You know basically what you want, but cannot set your parameters exactly to get the desired result. Feedback is fuzzy. So instead of computing everything fully deterministically, you'll have to tinker around a little in the hopes of coming closer to what you originally intended.
It's also no wonder AI behaves so similar to that. Neural networks are just statistical estimators, which are also used in classical engineering to model complex systems.
And if you look at software engineering, building a piece of software with agile methodologies quite closely resembles the way you interact with an LLM to get the answer you want.

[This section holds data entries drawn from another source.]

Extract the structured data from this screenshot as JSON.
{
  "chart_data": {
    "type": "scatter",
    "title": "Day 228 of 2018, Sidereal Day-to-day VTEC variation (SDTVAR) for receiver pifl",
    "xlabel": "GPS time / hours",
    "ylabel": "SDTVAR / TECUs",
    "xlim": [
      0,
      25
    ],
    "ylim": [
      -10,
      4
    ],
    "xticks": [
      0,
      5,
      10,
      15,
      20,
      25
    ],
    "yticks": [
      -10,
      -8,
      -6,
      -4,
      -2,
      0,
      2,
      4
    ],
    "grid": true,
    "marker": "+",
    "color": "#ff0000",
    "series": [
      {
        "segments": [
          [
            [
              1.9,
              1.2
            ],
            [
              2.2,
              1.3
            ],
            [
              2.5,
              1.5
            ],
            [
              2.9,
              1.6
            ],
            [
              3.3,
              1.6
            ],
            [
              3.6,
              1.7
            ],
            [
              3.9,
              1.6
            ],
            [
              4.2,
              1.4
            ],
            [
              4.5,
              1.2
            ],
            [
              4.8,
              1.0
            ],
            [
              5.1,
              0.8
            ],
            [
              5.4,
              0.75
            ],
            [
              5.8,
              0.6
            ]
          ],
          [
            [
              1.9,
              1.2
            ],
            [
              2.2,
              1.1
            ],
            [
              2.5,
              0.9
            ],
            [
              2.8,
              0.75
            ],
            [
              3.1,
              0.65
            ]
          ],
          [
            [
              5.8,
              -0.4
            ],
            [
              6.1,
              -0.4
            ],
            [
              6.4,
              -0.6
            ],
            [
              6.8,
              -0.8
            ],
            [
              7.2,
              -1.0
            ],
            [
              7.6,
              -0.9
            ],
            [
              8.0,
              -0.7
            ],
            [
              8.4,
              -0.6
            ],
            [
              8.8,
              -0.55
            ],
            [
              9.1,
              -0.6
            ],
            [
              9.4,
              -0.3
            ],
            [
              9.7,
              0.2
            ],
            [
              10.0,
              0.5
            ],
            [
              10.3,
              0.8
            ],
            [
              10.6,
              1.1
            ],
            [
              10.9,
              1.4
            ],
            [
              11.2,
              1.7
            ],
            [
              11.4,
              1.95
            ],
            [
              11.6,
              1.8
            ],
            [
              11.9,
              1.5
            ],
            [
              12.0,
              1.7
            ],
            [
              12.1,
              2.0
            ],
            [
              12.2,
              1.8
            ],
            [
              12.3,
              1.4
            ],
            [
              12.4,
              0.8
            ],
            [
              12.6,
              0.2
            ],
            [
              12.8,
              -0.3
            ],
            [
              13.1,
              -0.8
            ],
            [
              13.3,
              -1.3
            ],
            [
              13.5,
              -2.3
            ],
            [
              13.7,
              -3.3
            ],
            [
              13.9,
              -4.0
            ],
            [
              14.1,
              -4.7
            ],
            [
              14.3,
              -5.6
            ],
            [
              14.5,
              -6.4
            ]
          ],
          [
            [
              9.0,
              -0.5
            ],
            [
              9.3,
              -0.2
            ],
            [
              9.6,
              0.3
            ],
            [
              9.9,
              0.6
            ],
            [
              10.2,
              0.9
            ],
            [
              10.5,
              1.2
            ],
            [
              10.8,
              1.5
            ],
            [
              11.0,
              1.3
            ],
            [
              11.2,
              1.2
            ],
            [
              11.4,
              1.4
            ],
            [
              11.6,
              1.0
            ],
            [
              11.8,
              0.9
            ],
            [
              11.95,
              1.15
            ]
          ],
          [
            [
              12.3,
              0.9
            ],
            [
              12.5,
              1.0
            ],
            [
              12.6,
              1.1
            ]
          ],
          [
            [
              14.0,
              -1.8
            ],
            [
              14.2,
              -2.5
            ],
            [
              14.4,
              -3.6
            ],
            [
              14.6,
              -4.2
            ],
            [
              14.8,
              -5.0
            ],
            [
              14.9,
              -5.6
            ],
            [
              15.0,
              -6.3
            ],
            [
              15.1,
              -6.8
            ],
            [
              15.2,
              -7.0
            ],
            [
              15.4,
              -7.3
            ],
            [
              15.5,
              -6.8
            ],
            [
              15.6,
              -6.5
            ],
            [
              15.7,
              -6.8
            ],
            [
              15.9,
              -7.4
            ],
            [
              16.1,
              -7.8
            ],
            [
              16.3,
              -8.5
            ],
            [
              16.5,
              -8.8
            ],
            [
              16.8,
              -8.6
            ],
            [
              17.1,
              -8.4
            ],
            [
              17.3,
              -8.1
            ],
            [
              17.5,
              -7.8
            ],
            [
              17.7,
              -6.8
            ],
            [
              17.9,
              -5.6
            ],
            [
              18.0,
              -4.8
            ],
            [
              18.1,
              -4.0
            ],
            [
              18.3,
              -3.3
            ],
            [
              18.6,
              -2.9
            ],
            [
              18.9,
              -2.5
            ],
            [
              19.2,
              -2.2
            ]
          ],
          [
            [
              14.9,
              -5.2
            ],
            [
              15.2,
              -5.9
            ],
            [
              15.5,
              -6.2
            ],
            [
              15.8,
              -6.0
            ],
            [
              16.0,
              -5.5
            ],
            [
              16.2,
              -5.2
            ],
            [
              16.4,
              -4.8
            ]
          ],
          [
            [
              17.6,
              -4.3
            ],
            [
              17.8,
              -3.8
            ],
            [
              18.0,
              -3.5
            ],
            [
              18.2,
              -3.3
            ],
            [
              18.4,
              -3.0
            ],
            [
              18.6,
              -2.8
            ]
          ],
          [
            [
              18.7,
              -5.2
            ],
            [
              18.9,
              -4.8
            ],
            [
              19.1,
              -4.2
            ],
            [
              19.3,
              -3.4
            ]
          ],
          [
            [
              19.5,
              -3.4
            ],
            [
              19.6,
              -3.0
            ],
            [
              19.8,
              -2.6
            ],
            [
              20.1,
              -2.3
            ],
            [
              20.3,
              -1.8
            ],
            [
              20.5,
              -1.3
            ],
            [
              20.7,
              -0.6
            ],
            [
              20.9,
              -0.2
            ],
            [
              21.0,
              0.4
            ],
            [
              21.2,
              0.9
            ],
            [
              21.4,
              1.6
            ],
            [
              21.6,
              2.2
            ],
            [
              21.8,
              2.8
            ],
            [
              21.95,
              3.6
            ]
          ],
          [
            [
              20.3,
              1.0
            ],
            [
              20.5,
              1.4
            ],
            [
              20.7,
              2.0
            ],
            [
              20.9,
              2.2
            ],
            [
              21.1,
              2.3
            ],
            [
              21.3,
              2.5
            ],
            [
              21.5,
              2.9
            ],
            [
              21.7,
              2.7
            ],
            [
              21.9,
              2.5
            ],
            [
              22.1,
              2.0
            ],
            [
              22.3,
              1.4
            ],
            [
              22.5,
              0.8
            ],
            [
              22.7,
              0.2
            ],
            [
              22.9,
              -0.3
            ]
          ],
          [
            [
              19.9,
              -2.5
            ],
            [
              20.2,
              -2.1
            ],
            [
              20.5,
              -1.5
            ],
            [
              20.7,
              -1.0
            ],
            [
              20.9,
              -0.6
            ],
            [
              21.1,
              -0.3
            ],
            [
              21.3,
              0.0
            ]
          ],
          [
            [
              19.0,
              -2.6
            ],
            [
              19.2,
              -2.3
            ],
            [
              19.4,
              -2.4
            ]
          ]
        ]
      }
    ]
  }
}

I’ve found the greatest amount of creativity shall we say occurs in prompts with even a scintillaty of a wisp of moral or ethical contest. Prompt isn’t the best word. It resonates with motivated, evocative, invitation, directions, assignments, etc. squishy human attitudes toward speculation, uncertainty, weakly situated in epistemic clarity. I prefer command mode. Nothing human about it. Essentially, the bot has learned to read our mind. If we hold a clouded or surface sense of our project and treat the bot like a teenager we get teenage output. Might be an interesting experiment for a discourse analysis—an adult talking like a teenager vs a teen talking like an adult. Epistemic experts get better output from general LMs but even better from niche bots. How? Not by taking to them like adolescents. Command posture.